I remain depressed about what is happening in the DRC, almost three years after leaving my UN role. The fighting continues, with the so-called M23 group the latest militia to assert their rights and their military muscle, amid more accusations of interference from Rwanda. As usual, the civilian population are the main victims - there are few if any real military battles. The UN continue to struggle to establish some kind of stability through the peacekeeping force there, apparently large in number but pitifully small compared to the territory they are trying to patrol. In an interesting twist, the Security Council recently voted to establish a new kind of more robust intervention force in DRC, in addition to the normal peacekeepers, to try to reverse an apparent habit of standing by while terrible things are happening. We will have to see whether this force can begin to make a difference.

Another interesting and potentially hopeful development came recently when the M23 leader, Bosco Ntaganda, indicted some years ago by the International Criminal Court, decided to hand himself in to the authorities in The Hague - not I suspect because of a sudden rush of penitence or love of justice, but because he had lost out in a leadership struggle and risked being killed otherwise. He is certainly a brutal figure DRC can do without. But it is less clear that his departure from the scene will change anything fundamentally. The various militias competing for territory and access to mining riches continue their depredations against the civilian population. The writ of the central government means more or less nothing in most of the east. But most of all, and worst of all, the sexual violence which has been the scourge of this area for decades also continues - not just rapes, but systematic attacks which are so inhuman as to defy description and belief. They are not the inevitable by-product of conflict but a deliberate attempt to humiliate, to intimidate, and to terrorise, for wider political and commercial aims.
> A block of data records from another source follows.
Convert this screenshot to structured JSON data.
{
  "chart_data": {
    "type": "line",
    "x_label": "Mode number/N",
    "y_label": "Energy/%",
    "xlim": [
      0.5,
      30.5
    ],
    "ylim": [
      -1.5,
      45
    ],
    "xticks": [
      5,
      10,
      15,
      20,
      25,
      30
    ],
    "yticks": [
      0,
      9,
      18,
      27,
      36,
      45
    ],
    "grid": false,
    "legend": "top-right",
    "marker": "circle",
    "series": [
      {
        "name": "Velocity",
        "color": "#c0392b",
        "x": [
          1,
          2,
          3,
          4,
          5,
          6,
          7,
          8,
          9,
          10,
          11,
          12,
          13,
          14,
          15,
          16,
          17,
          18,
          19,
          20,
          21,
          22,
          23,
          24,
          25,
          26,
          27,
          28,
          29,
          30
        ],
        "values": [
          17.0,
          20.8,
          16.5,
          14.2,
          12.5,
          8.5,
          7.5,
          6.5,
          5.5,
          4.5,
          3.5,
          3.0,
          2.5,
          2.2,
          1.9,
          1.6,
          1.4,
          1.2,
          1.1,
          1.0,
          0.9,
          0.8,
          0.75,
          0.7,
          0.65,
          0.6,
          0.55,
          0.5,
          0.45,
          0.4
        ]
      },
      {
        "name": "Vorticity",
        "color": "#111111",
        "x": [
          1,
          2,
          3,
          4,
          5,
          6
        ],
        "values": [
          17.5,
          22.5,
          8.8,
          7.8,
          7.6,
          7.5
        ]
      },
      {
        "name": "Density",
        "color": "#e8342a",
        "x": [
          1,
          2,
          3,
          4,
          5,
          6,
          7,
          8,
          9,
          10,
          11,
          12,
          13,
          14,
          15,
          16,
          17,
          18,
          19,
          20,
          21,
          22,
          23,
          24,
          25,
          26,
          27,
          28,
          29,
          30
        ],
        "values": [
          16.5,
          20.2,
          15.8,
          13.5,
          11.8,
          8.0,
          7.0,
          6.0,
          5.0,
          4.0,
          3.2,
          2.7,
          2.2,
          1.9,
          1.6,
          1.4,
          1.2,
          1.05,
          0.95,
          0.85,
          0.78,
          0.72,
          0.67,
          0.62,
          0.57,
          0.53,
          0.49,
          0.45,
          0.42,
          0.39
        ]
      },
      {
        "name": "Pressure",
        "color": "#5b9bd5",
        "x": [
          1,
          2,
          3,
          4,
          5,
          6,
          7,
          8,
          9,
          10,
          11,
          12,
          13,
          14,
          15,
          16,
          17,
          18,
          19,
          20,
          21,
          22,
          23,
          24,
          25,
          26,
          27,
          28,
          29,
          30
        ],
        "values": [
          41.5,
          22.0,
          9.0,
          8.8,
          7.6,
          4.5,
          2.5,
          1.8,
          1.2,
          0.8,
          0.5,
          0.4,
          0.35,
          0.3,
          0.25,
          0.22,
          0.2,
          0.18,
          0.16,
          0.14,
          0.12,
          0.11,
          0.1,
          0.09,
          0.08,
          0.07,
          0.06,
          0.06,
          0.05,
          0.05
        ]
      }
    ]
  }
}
My point is that if this was happening in some other parts of the world, the international community would surely have found a way to stop it by now. It is not that nothing at all has been done. Awareness has been raised. Money for treatment of the victims has been found. UN strategies have been drawn up. But the atrocities have continued. This is intolerable.

The good news is that there is now a new effort, spearheaded by the British government, called the Prevention of Sexual Violence Initiative, launched properly at a meeting of the G8 foreign ministers last week. It aims above all at ending impunity for the perpetrators of this violence. It is not only aimed at DRC. Somalia and other places where sexual violence is a tragic part of the scene are also on the agenda. Most recently it has become clear that Syrian women are victims on a large scale of sexual violence used as a weapon of war.
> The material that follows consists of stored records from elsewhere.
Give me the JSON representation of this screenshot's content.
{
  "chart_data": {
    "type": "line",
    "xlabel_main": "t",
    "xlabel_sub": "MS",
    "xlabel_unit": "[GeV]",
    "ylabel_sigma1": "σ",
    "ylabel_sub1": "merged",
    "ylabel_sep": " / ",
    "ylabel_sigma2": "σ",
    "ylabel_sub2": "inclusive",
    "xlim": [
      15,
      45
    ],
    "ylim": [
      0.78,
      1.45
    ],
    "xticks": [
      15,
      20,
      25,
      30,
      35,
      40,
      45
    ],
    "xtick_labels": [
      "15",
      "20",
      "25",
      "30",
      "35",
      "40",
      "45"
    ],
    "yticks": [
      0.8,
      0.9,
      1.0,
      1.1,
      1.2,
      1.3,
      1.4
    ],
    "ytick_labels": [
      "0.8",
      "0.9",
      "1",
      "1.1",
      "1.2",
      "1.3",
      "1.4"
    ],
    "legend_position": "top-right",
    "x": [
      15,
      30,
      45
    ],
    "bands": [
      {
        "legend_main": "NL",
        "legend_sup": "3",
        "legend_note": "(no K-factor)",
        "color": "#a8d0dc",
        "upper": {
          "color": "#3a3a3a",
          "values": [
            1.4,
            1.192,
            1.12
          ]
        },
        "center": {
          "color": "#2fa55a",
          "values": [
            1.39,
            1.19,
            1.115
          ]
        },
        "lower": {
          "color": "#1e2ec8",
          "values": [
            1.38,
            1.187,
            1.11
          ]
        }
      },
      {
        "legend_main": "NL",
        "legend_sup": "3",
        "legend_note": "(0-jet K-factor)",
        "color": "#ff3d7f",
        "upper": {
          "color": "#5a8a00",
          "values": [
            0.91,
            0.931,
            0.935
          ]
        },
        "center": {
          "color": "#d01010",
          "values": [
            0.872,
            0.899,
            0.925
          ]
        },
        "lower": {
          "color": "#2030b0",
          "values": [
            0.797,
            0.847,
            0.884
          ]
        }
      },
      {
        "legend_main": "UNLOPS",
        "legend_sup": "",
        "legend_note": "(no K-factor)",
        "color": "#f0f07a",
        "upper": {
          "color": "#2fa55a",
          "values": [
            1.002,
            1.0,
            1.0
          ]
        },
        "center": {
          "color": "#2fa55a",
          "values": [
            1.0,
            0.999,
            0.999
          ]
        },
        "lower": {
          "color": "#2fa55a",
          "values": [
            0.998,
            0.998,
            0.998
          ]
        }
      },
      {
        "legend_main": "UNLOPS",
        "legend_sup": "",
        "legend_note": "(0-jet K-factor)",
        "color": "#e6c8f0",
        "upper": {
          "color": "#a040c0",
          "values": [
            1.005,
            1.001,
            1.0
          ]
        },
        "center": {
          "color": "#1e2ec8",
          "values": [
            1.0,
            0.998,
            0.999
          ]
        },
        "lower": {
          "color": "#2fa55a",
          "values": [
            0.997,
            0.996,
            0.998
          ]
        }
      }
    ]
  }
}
A G8 initiative alone will not stop this, but it does put the issue on the international agenda in a way it has not been before. William Hague has called the fight against sexual violence in the 21st century the equivalent of the fight against slavery in previous centuries. Resources and diplomatic muscle are promised to back it up. The initiative deserves all our support. If it is accompanied by a renewed effort to solve some of DRC's wider problems, that would be even better. Joseph Kony, the leader of the LRA, has killed and terrorised far more people than Osama bin Laden ever managed. They just weren't visible or considered important in the same way. That too is intolerable.